En el caso de Tartagal y de otras localidades como General Mosconi y Aguaray, ubicadas al pie de las serranías del oeste los que más padecen la falta de agua son las comunidades ubicadas en la zona más alta, con el agravante que en una gran mayoría se trata de asentamientos que con el paso de los años se fueron poblando y consolidando de manera irregular y que solo en el caso de Tartagal hoy alcanzan a unas 30 mil personas que reclaman agua porque, por su condición de ocupantes irregulares, no son usuarios de Aguas del Norte y por tanto no pueden solicitar los camiones de reparto del vital elemento.
El ingeniero Juan José Balderrama integra la Secretaría del Agua creada en el año 2023 precisamente en un momento en que el agua que llegaba a la viviendas no era apta para el consumo humano pero las poblaciones la consumían igual. «Sabemos que hay muchos problemas pero no dejemos de ver de dónde venimos en materia de agua y hoy la Municipalidad de Tartagal y Aguas del Norte están en plena ejecución del proyecto que busca llevarle agua a esas 30 mil personas que residen en la zona más alta» precisó.
Agregó que «hay 30 mil personas que es un 20 por ciento de Tartagal que tiene problemas de agua y por eso se está ejecutando la obra que conectará la cisterna de Villa Güemes mediante un acueducto de 4 kilómetros con otra cisterna en la zona más alta para que por gravedad el agua baje con facilidad y los provea».
Decisión política
Balderrama precisó: «Es una decisión política del intendente Franco Hernández Berni que se le dé agua a todas esas familias que sabemos que no son legítimos ocupantes de la zona, pero el agua es un derecho humano es por eso que desde el municipio les llevamos el agua en los tres camiones desde que asumió esta gestión, aunque cuesta mucho en recursos económicos para el municipio».

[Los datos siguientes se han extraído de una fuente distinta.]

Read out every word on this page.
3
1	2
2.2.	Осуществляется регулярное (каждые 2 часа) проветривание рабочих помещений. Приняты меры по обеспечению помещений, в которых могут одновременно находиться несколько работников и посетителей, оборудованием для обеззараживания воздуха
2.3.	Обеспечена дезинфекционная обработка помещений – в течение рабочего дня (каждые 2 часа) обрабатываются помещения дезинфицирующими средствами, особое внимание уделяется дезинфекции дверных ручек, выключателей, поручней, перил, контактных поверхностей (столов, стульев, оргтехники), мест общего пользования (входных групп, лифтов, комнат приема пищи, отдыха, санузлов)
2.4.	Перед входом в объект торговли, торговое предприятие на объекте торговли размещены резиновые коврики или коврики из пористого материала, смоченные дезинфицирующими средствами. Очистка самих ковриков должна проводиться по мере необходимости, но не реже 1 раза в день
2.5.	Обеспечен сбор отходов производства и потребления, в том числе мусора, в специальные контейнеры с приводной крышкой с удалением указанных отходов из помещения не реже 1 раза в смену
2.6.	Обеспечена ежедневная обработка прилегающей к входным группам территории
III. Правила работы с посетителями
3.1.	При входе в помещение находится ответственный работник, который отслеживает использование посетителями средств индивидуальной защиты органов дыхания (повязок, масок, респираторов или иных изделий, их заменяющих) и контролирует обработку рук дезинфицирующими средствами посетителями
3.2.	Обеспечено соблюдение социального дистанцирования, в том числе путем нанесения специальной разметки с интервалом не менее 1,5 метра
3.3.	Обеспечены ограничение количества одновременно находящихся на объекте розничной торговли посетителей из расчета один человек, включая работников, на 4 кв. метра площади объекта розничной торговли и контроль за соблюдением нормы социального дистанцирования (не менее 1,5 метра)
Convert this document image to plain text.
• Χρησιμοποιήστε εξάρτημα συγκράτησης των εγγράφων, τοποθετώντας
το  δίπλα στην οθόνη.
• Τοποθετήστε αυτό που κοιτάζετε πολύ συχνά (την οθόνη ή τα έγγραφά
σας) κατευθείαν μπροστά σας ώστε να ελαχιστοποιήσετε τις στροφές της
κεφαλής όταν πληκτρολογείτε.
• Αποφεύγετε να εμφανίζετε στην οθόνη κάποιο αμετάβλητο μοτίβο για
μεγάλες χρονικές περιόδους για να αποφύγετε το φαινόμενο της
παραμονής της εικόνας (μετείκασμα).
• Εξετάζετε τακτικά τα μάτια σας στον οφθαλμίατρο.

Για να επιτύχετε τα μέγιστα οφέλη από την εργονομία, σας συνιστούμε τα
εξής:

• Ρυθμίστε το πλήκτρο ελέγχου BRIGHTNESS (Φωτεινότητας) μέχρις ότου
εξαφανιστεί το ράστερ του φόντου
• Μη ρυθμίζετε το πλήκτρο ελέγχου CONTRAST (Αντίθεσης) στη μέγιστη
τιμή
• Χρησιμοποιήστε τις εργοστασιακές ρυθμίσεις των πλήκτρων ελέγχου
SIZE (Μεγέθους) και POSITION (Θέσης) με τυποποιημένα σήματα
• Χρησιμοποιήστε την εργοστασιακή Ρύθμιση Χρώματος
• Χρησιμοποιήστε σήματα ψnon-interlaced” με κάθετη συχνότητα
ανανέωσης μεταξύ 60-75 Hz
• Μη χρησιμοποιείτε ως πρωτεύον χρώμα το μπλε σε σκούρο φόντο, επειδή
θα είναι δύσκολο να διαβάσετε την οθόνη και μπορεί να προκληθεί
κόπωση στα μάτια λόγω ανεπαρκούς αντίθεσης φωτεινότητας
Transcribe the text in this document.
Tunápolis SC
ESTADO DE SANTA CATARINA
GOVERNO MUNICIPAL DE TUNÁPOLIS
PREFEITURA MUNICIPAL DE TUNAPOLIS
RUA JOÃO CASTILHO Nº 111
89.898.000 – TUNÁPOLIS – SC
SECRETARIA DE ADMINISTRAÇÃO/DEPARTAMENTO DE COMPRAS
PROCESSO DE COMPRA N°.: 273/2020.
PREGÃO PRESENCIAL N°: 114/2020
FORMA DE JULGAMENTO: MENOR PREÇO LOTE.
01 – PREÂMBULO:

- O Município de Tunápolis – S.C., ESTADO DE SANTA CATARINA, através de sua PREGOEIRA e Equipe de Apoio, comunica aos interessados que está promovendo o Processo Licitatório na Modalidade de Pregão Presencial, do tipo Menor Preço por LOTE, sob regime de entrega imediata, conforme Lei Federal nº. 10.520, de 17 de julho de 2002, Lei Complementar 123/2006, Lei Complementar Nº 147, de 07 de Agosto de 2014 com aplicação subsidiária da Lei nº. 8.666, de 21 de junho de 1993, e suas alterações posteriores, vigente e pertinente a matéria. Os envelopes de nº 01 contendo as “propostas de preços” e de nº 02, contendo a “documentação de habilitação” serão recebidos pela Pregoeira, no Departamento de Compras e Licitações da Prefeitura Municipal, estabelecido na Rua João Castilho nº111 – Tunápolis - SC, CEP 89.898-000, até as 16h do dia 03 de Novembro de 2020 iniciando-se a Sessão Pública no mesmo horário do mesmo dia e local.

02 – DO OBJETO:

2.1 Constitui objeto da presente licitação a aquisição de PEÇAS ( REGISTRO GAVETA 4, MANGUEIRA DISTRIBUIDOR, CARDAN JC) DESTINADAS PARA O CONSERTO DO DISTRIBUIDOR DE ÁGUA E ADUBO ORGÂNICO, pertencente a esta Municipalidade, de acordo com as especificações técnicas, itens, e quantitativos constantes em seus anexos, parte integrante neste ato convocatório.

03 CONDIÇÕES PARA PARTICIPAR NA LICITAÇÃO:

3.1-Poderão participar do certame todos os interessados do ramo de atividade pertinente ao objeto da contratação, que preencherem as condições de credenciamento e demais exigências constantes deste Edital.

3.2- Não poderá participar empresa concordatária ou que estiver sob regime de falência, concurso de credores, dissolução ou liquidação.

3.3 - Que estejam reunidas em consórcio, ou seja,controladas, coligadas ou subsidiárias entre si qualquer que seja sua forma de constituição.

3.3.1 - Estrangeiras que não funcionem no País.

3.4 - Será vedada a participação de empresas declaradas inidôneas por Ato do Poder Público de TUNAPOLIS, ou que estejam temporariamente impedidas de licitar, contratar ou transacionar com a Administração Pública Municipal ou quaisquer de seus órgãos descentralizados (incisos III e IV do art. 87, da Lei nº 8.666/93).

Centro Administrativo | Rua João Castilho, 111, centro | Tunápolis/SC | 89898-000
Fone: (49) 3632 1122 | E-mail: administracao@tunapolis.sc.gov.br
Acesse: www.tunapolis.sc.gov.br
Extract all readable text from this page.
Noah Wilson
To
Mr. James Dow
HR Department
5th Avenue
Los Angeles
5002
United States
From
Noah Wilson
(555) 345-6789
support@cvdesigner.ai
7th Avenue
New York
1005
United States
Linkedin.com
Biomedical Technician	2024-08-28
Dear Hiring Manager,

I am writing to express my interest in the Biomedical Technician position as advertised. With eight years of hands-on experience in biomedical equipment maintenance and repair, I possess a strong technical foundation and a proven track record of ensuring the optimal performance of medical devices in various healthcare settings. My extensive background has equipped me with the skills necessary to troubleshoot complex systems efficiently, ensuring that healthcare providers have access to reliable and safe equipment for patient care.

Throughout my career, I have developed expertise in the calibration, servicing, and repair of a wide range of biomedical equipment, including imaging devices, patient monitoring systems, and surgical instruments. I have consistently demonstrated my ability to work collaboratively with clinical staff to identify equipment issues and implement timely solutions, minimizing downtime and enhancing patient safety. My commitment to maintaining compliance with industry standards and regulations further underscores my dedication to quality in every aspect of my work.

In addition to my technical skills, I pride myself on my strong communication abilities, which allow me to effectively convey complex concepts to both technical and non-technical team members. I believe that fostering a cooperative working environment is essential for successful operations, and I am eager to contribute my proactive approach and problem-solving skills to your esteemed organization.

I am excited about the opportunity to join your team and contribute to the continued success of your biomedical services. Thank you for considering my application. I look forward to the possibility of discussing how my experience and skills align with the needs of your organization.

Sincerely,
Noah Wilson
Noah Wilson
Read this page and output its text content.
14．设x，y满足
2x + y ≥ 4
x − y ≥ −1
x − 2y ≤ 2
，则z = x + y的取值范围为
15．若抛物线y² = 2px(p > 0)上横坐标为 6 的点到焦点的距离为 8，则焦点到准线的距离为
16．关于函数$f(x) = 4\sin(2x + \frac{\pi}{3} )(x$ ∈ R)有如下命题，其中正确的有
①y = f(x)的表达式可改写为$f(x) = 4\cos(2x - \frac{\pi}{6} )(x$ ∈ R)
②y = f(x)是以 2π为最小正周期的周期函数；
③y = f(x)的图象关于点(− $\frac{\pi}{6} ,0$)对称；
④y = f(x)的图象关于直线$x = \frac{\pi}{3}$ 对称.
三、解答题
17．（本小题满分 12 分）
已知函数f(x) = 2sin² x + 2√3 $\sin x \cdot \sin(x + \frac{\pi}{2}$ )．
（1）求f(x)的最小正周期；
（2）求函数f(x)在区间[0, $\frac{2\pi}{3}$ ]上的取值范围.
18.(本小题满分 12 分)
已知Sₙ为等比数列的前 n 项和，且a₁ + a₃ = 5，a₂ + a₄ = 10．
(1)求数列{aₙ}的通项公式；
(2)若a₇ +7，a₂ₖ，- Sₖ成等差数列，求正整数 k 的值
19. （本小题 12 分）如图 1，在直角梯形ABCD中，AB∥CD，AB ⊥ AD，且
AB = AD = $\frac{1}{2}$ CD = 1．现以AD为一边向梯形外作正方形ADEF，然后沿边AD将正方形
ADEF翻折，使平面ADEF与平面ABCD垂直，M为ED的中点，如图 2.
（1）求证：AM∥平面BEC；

Una revolución verde en los planes a futuro para San Martín
La obra de la nueva cisterna y el acueducto de cuatro mil metros de extensión tiene un avance de un 75 por ciento «por tanto todos queremos que se concluya antes que llegue el verano. Pero para que esa obra se concrete, antes teníamos que perforar más pozos en Yacuy, construir el acueducto desde ese paraje hasta Villa Güemes donde se construyó la cisterna que almacena toda el agua proveniente de ese acuífero y que abastece el resto de la ciudad; y se necesitaba trabajar sobre el sistema Itiyuro que es la principal fuente de abastecimiento del departamento San Martín. Las obras registran atraso como todos sabemos por la falta de recursos que afecta prácticamente a todos los estados provinciales y municipales pero aún así la decisión que esos 30 mil vecinos tengan agua fue tomada en su momento y por eso desde esta secretaría se propuso a la provincia esa enorme inversión», explicó el ingeniero Juan José Balderrama.

Una vez que se concluya ese proyecto «estamos elaborando otro gran proyecto para la captación de agua del Río Tartagal y de varios cursos de agua muy importantes ubicados hacia el Norte como Virgen de la Peña, Yacuy y otros que tienen un enorme potencial pero necesitamos obras para utilizar esos caudales importantes que bajan de los cerros en el riego de grandes extensiones de tierra. No tenemos idea de las bondades que tienen las tierras del norte, la riqueza que guardan y lo beneficiosa que resulta para desarrollar verdaderos polos de producción de frutas, verduras, hortalizas», dijo.
Añadió: «Tenemos una naturaleza de una enorme generosidad y pretendemos usar todo ese potencial, sin dañarla, preservándola para futuras generaciones y dándole utilidad a los ríos y arroyos y que en los tiempos de las grandes lluvias representan un problema para las diferentes comunidades cuando en realidad deberían ser la solución para la vida de miles de familias del norte».